I love Super Nanny, but to bring about change, she goes and lives with the troubled parents she seeks to help.  Moreover, I am willing to bet, some families she visits don’t get promoted on her show.  Parenting is hard work, parents do not control all, some advice works for some parents some of the time, but nothing works for all parents all the time.  My professional training means I have lots of different ideas about what might work.  It also means I know when more than good parenting is needed.

What’s a parent to do:  The best advice builds on what you already do that is working, but when what you are doing isn’t working, time to experiment.  Try something new, but also allow some time for it too work.

It also helps to know what is expected behavior for  age and stage of life and to tailor your response to unacceptable behavior accordingly.

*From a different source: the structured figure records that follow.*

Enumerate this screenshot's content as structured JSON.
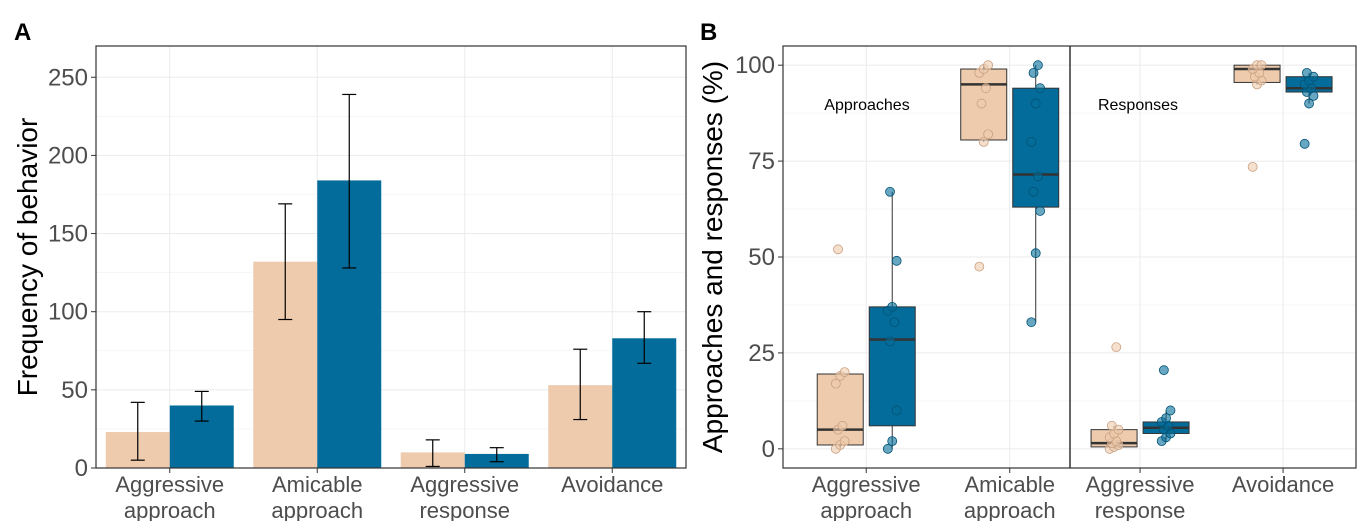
{
  "colors": {
    "group1": "#eecbad",
    "group2": "#046c9a",
    "grid": "#ebebeb",
    "border": "#333333"
  },
  "panels": {
    "a_label": "A",
    "b_label": "B"
  },
  "chart_data": [
    {
      "type": "bar",
      "panel": "A",
      "ylabel": "Frequency of behavior",
      "ylim": [
        0,
        270
      ],
      "yticks": [
        0,
        50,
        100,
        150,
        200,
        250
      ],
      "categories": [
        [
          "Aggressive",
          "approach"
        ],
        [
          "Amicable",
          "approach"
        ],
        [
          "Aggressive",
          "response"
        ],
        [
          "Avoidance"
        ]
      ],
      "series": [
        {
          "values": [
            23,
            132,
            10,
            53
          ],
          "err_low": [
            5,
            95,
            1,
            31
          ],
          "err_high": [
            42,
            169,
            18,
            76
          ],
          "color": "#eecbad"
        },
        {
          "values": [
            40,
            184,
            9,
            83
          ],
          "err_low": [
            30,
            128,
            4,
            67
          ],
          "err_high": [
            49,
            239,
            13,
            100
          ],
          "color": "#046c9a"
        }
      ],
      "grid": true
    },
    {
      "type": "box",
      "panel": "B",
      "ylabel": "Approaches and responses (%)",
      "ylim": [
        -5,
        105
      ],
      "yticks": [
        0,
        25,
        50,
        75,
        100
      ],
      "facets": [
        "Approaches",
        "Responses"
      ],
      "categories": [
        [
          "Aggressive",
          "approach"
        ],
        [
          "Amicable",
          "approach"
        ],
        [
          "Aggressive",
          "response"
        ],
        [
          "Avoidance"
        ]
      ],
      "series": [
        {
          "color": "#eecbad",
          "boxes": [
            {
              "min": 0,
              "q1": 1,
              "median": 5,
              "q3": 19.5,
              "max": 20,
              "points": [
                0,
                1,
                2,
                5,
                6,
                17,
                19,
                20,
                52
              ]
            },
            {
              "min": 80,
              "q1": 80.5,
              "median": 95,
              "q3": 99,
              "max": 100,
              "points": [
                47.5,
                80,
                82,
                90,
                94,
                98,
                99,
                100
              ]
            },
            {
              "min": 0,
              "q1": 0.5,
              "median": 1.5,
              "q3": 5,
              "max": 6,
              "points": [
                0,
                0.5,
                1,
                1.5,
                2,
                3,
                4,
                5,
                6,
                26.5
              ]
            },
            {
              "min": 95,
              "q1": 95.5,
              "median": 99,
              "q3": 100,
              "max": 100,
              "points": [
                73.5,
                95,
                96,
                97,
                98,
                99,
                100,
                100
              ]
            }
          ]
        },
        {
          "color": "#046c9a",
          "boxes": [
            {
              "min": 0,
              "q1": 6,
              "median": 28.5,
              "q3": 37,
              "max": 67,
              "points": [
                0,
                2,
                10,
                28,
                33,
                36,
                37,
                49,
                67
              ]
            },
            {
              "min": 33,
              "q1": 63,
              "median": 71.5,
              "q3": 94,
              "max": 100,
              "points": [
                33,
                51,
                62,
                67,
                71,
                80,
                90,
                94,
                98,
                100
              ]
            },
            {
              "min": 2,
              "q1": 4,
              "median": 5.5,
              "q3": 7,
              "max": 10,
              "points": [
                2,
                3,
                4,
                5,
                6,
                7,
                8,
                10,
                20.5
              ]
            },
            {
              "min": 90,
              "q1": 93,
              "median": 94,
              "q3": 97,
              "max": 98,
              "points": [
                79.5,
                90,
                92,
                93,
                94,
                95,
                96,
                97,
                98
              ]
            }
          ]
        }
      ],
      "grid": true
    }
  ]
}
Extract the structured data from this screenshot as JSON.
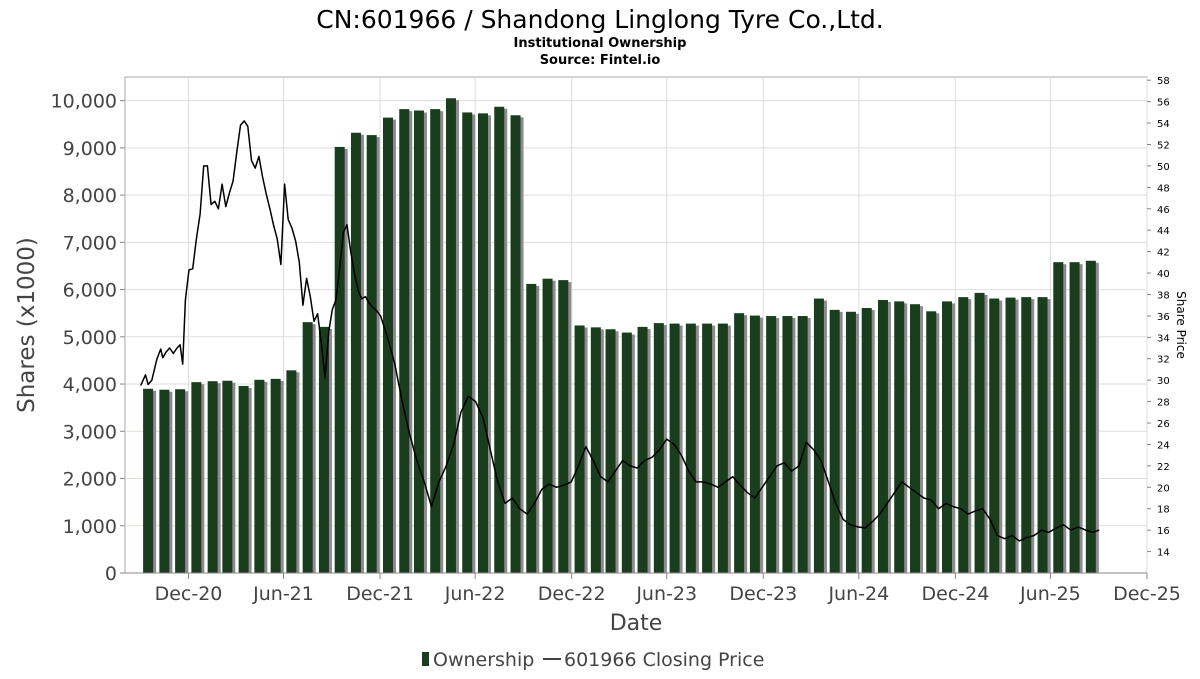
{
  "chart_data": {
    "type": "bar",
    "title": "CN:601966 / Shandong Linglong Tyre Co.,Ltd.",
    "subtitle": "Institutional Ownership",
    "source": "Source: Fintel.io",
    "xlabel": "Date",
    "ylabel": "Shares (x1000)",
    "y2label": "Share Price",
    "x_range": [
      "2020-09-01",
      "2025-12-31"
    ],
    "x_ticks": [
      {
        "label": "Dec-20",
        "date": "2020-12-31"
      },
      {
        "label": "Jun-21",
        "date": "2021-06-30"
      },
      {
        "label": "Dec-21",
        "date": "2021-12-31"
      },
      {
        "label": "Jun-22",
        "date": "2022-06-30"
      },
      {
        "label": "Dec-22",
        "date": "2022-12-31"
      },
      {
        "label": "Jun-23",
        "date": "2023-06-30"
      },
      {
        "label": "Dec-23",
        "date": "2023-12-31"
      },
      {
        "label": "Jun-24",
        "date": "2024-06-30"
      },
      {
        "label": "Dec-24",
        "date": "2024-12-31"
      },
      {
        "label": "Jun-25",
        "date": "2025-06-30"
      },
      {
        "label": "Dec-25",
        "date": "2025-12-31"
      }
    ],
    "ylim": [
      0,
      10500
    ],
    "y_ticks": [
      {
        "label": "0",
        "value": 0
      },
      {
        "label": "1,000",
        "value": 1000
      },
      {
        "label": "2,000",
        "value": 2000
      },
      {
        "label": "3,000",
        "value": 3000
      },
      {
        "label": "4,000",
        "value": 4000
      },
      {
        "label": "5,000",
        "value": 5000
      },
      {
        "label": "6,000",
        "value": 6000
      },
      {
        "label": "7,000",
        "value": 7000
      },
      {
        "label": "8,000",
        "value": 8000
      },
      {
        "label": "9,000",
        "value": 9000
      },
      {
        "label": "10,000",
        "value": 10000
      }
    ],
    "y2lim": [
      12,
      58.3
    ],
    "y2_ticks": [
      "14",
      "16",
      "18",
      "20",
      "22",
      "24",
      "26",
      "28",
      "30",
      "32",
      "34",
      "36",
      "38",
      "40",
      "42",
      "44",
      "46",
      "48",
      "50",
      "52",
      "54",
      "56",
      "58"
    ],
    "grid": true,
    "legend_position": "bottom",
    "colors": {
      "bar": "#1a3d1e",
      "bar_shadow": "#8c8c8c",
      "line": "#000000",
      "grid": "#dedede"
    },
    "series": [
      {
        "name": "Ownership",
        "kind": "bar",
        "x": [
          "2020-10-15",
          "2020-11-15",
          "2020-12-15",
          "2021-01-15",
          "2021-02-15",
          "2021-03-15",
          "2021-04-15",
          "2021-05-15",
          "2021-06-15",
          "2021-07-15",
          "2021-08-15",
          "2021-09-15",
          "2021-10-15",
          "2021-11-15",
          "2021-12-15",
          "2022-01-15",
          "2022-02-15",
          "2022-03-15",
          "2022-04-15",
          "2022-05-15",
          "2022-06-15",
          "2022-07-15",
          "2022-08-15",
          "2022-09-15",
          "2022-10-15",
          "2022-11-15",
          "2022-12-15",
          "2023-01-15",
          "2023-02-15",
          "2023-03-15",
          "2023-04-15",
          "2023-05-15",
          "2023-06-15",
          "2023-07-15",
          "2023-08-15",
          "2023-09-15",
          "2023-10-15",
          "2023-11-15",
          "2023-12-15",
          "2024-01-15",
          "2024-02-15",
          "2024-03-15",
          "2024-04-15",
          "2024-05-15",
          "2024-06-15",
          "2024-07-15",
          "2024-08-15",
          "2024-09-15",
          "2024-10-15",
          "2024-11-15",
          "2024-12-15",
          "2025-01-15",
          "2025-02-15",
          "2025-03-15",
          "2025-04-15",
          "2025-05-15",
          "2025-06-15",
          "2025-07-15",
          "2025-08-15",
          "2025-09-15"
        ],
        "values": [
          3900,
          3880,
          3890,
          4040,
          4060,
          4070,
          3960,
          4090,
          4110,
          4290,
          5310,
          5210,
          9020,
          9320,
          9270,
          9640,
          9820,
          9790,
          9820,
          10050,
          9750,
          9730,
          9870,
          9690,
          6120,
          6230,
          6200,
          5240,
          5200,
          5160,
          5090,
          5210,
          5290,
          5280,
          5280,
          5280,
          5280,
          5500,
          5450,
          5440,
          5440,
          5440,
          5810,
          5570,
          5530,
          5610,
          5780,
          5750,
          5690,
          5540,
          5750,
          5840,
          5930,
          5810,
          5830,
          5840,
          5840,
          6580,
          6580,
          6610
        ]
      },
      {
        "name": "601966 Closing Price",
        "kind": "line",
        "axis": "right",
        "x": [
          "2020-10-01",
          "2020-10-10",
          "2020-10-15",
          "2020-10-22",
          "2020-11-01",
          "2020-11-08",
          "2020-11-12",
          "2020-11-18",
          "2020-11-25",
          "2020-12-02",
          "2020-12-09",
          "2020-12-15",
          "2020-12-20",
          "2020-12-25",
          "2021-01-01",
          "2021-01-08",
          "2021-01-15",
          "2021-01-22",
          "2021-01-29",
          "2021-02-05",
          "2021-02-12",
          "2021-02-19",
          "2021-02-26",
          "2021-03-05",
          "2021-03-12",
          "2021-03-19",
          "2021-03-26",
          "2021-04-02",
          "2021-04-09",
          "2021-04-16",
          "2021-04-23",
          "2021-04-30",
          "2021-05-07",
          "2021-05-14",
          "2021-05-21",
          "2021-05-28",
          "2021-06-04",
          "2021-06-11",
          "2021-06-18",
          "2021-06-25",
          "2021-07-02",
          "2021-07-09",
          "2021-07-16",
          "2021-07-23",
          "2021-07-30",
          "2021-08-06",
          "2021-08-13",
          "2021-08-20",
          "2021-08-27",
          "2021-09-03",
          "2021-09-10",
          "2021-09-17",
          "2021-09-24",
          "2021-10-01",
          "2021-10-08",
          "2021-10-15",
          "2021-10-22",
          "2021-10-29",
          "2021-11-05",
          "2021-11-12",
          "2021-11-19",
          "2021-11-26",
          "2021-12-03",
          "2021-12-10",
          "2021-12-17",
          "2021-12-24",
          "2022-01-01",
          "2022-01-14",
          "2022-01-28",
          "2022-02-11",
          "2022-02-25",
          "2022-03-11",
          "2022-03-25",
          "2022-04-08",
          "2022-04-22",
          "2022-05-06",
          "2022-05-20",
          "2022-06-03",
          "2022-06-17",
          "2022-07-01",
          "2022-07-15",
          "2022-07-29",
          "2022-08-12",
          "2022-08-26",
          "2022-09-09",
          "2022-09-23",
          "2022-10-07",
          "2022-10-21",
          "2022-11-04",
          "2022-11-18",
          "2022-12-02",
          "2022-12-16",
          "2022-12-30",
          "2023-01-13",
          "2023-01-27",
          "2023-02-10",
          "2023-02-24",
          "2023-03-10",
          "2023-03-24",
          "2023-04-07",
          "2023-04-21",
          "2023-05-05",
          "2023-05-19",
          "2023-06-02",
          "2023-06-16",
          "2023-06-30",
          "2023-07-14",
          "2023-07-28",
          "2023-08-11",
          "2023-08-25",
          "2023-09-08",
          "2023-09-22",
          "2023-10-06",
          "2023-10-20",
          "2023-11-03",
          "2023-11-17",
          "2023-12-01",
          "2023-12-15",
          "2023-12-29",
          "2024-01-12",
          "2024-01-26",
          "2024-02-09",
          "2024-02-23",
          "2024-03-08",
          "2024-03-22",
          "2024-04-05",
          "2024-04-19",
          "2024-05-03",
          "2024-05-17",
          "2024-05-31",
          "2024-06-14",
          "2024-06-28",
          "2024-07-12",
          "2024-07-26",
          "2024-08-09",
          "2024-08-23",
          "2024-09-06",
          "2024-09-20",
          "2024-10-04",
          "2024-10-18",
          "2024-11-01",
          "2024-11-15",
          "2024-11-29",
          "2024-12-13",
          "2024-12-27",
          "2025-01-10",
          "2025-01-24",
          "2025-02-07",
          "2025-02-21",
          "2025-03-07",
          "2025-03-21",
          "2025-04-04",
          "2025-04-18",
          "2025-05-02",
          "2025-05-16",
          "2025-05-30",
          "2025-06-13",
          "2025-06-27",
          "2025-07-11",
          "2025-07-25",
          "2025-08-08",
          "2025-08-22",
          "2025-09-05",
          "2025-09-19",
          "2025-10-01"
        ],
        "values": [
          29.5,
          30.5,
          29.6,
          30.0,
          32.0,
          32.9,
          32.1,
          32.6,
          33.0,
          32.5,
          33.0,
          33.3,
          31.5,
          37.5,
          40.3,
          40.4,
          43.2,
          45.5,
          50.0,
          50.0,
          46.4,
          46.7,
          46.0,
          48.3,
          46.2,
          47.5,
          48.6,
          51.3,
          53.8,
          54.2,
          53.7,
          50.5,
          49.8,
          50.9,
          49.0,
          47.4,
          46.0,
          44.5,
          43.2,
          40.8,
          48.3,
          45.0,
          44.2,
          43.0,
          41.0,
          37.0,
          39.5,
          37.8,
          35.5,
          36.2,
          33.5,
          30.2,
          34.5,
          36.6,
          37.5,
          40.5,
          43.8,
          44.5,
          42.0,
          40.0,
          38.4,
          37.6,
          37.8,
          37.2,
          36.8,
          36.5,
          36.0,
          34.0,
          31.5,
          28.0,
          25.0,
          22.5,
          20.5,
          18.2,
          20.5,
          22.0,
          24.0,
          27.0,
          28.5,
          28.0,
          26.5,
          23.5,
          20.5,
          18.5,
          19.0,
          18.0,
          17.5,
          18.5,
          19.8,
          20.3,
          20.0,
          20.2,
          20.5,
          22.0,
          23.8,
          22.5,
          21.0,
          20.5,
          21.5,
          22.5,
          22.0,
          21.8,
          22.5,
          22.8,
          23.5,
          24.5,
          24.0,
          23.0,
          21.5,
          20.5,
          20.5,
          20.3,
          20.0,
          20.5,
          21.0,
          20.2,
          19.5,
          19.0,
          20.0,
          21.0,
          22.0,
          22.3,
          21.5,
          22.0,
          24.2,
          23.5,
          22.5,
          20.5,
          18.5,
          17.0,
          16.5,
          16.3,
          16.2,
          16.8,
          17.5,
          18.5,
          19.5,
          20.5,
          20.0,
          19.5,
          19.0,
          18.8,
          18.0,
          18.5,
          18.2,
          18.0,
          17.5,
          17.8,
          18.0,
          17.0,
          15.5,
          15.2,
          15.5,
          15.0,
          15.3,
          15.5,
          16.0,
          15.8,
          16.2,
          16.5,
          16.0,
          16.3,
          16.0,
          15.8,
          16.0
        ]
      }
    ]
  }
}
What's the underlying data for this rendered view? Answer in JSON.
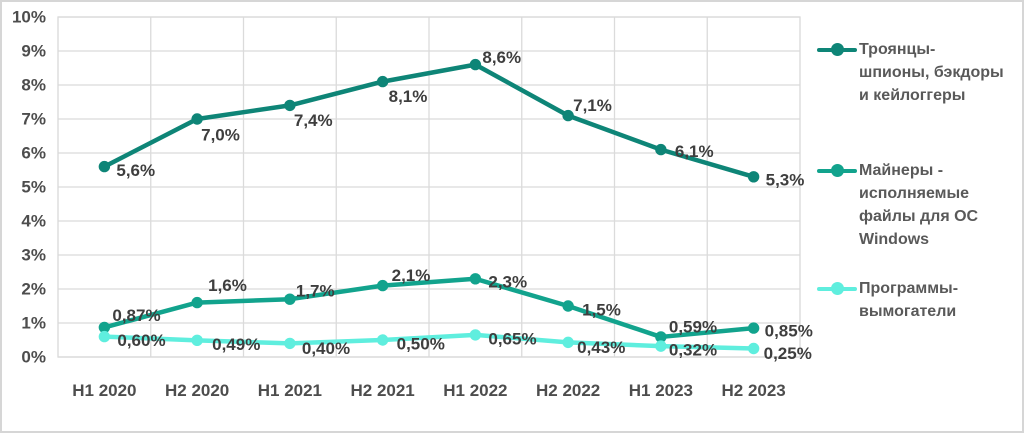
{
  "chart_data": {
    "type": "line",
    "categories": [
      "H1 2020",
      "H2 2020",
      "H1 2021",
      "H2 2021",
      "H1 2022",
      "H2 2022",
      "H1 2023",
      "H2 2023"
    ],
    "y_ticks": [
      "0%",
      "1%",
      "2%",
      "3%",
      "4%",
      "5%",
      "6%",
      "7%",
      "8%",
      "9%",
      "10%"
    ],
    "ylim": [
      0,
      10
    ],
    "grid": true,
    "legend_position": "right",
    "series": [
      {
        "name": "Троянцы-\nшпионы, бэкдоры\nи кейлоггеры",
        "color": "#0E8577",
        "values": [
          5.6,
          7.0,
          7.4,
          8.1,
          8.6,
          7.1,
          6.1,
          5.3
        ],
        "labels": [
          "5,6%",
          "7,0%",
          "7,4%",
          "8,1%",
          "8,6%",
          "7,1%",
          "6,1%",
          "5,3%"
        ],
        "label_offsets": [
          [
            12,
            4
          ],
          [
            4,
            16
          ],
          [
            4,
            15
          ],
          [
            6,
            15
          ],
          [
            7,
            -7
          ],
          [
            5,
            -10
          ],
          [
            14,
            2
          ],
          [
            12,
            3
          ]
        ]
      },
      {
        "name": "Майнеры -\nисполняемые\nфайлы для ОС\nWindows",
        "color": "#12A38D",
        "values": [
          0.87,
          1.6,
          1.7,
          2.1,
          2.3,
          1.5,
          0.59,
          0.85
        ],
        "labels": [
          "0,87%",
          "1,6%",
          "1,7%",
          "2,1%",
          "2,3%",
          "1,5%",
          "0,59%",
          "0,85%"
        ],
        "label_offsets": [
          [
            8,
            -12
          ],
          [
            11,
            -17
          ],
          [
            6,
            -8
          ],
          [
            9,
            -10
          ],
          [
            13,
            3
          ],
          [
            14,
            4
          ],
          [
            8,
            -10
          ],
          [
            11,
            3
          ]
        ]
      },
      {
        "name": "Программы-\nвымогатели",
        "color": "#5FEEDE",
        "values": [
          0.6,
          0.49,
          0.4,
          0.5,
          0.65,
          0.43,
          0.32,
          0.25
        ],
        "labels": [
          "0,60%",
          "0,49%",
          "0,40%",
          "0,50%",
          "0,65%",
          "0,43%",
          "0,32%",
          "0,25%"
        ],
        "label_offsets": [
          [
            13,
            4
          ],
          [
            15,
            4
          ],
          [
            12,
            5
          ],
          [
            14,
            4
          ],
          [
            13,
            4
          ],
          [
            9,
            5
          ],
          [
            8,
            4
          ],
          [
            10,
            5
          ]
        ]
      }
    ]
  }
}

Parent Effectiveness Training, one of the best selling parent advice books harmed many as far as I am concerned.  The author promoted the idea that parents should behave like therapists and rely on natural consequences to teach right from wrong.  Here’s the kicker: that only works well for teenagers providing parents have laid the proper foundation.

The short version of  age and stage rules for disciplining are:

  1. Don’t discipline babies.
  2. Keep toddlers safe.
  3. Might makes right once the terrible twos set in and proper use of time-out works best.
  4. Once a child can read, “Lets make a deal” is a good approach–an allowance and other rewards for good behavior.  Loss of privileges, and time in your room for unaccpetable behavior.
  5. For teens, Parent Effectiveness Training’s ideas generally work well.

One other tip, when nothing seems to work, it is probably time to seek professional help and that means starting with a professional evaluation of the child worrying you.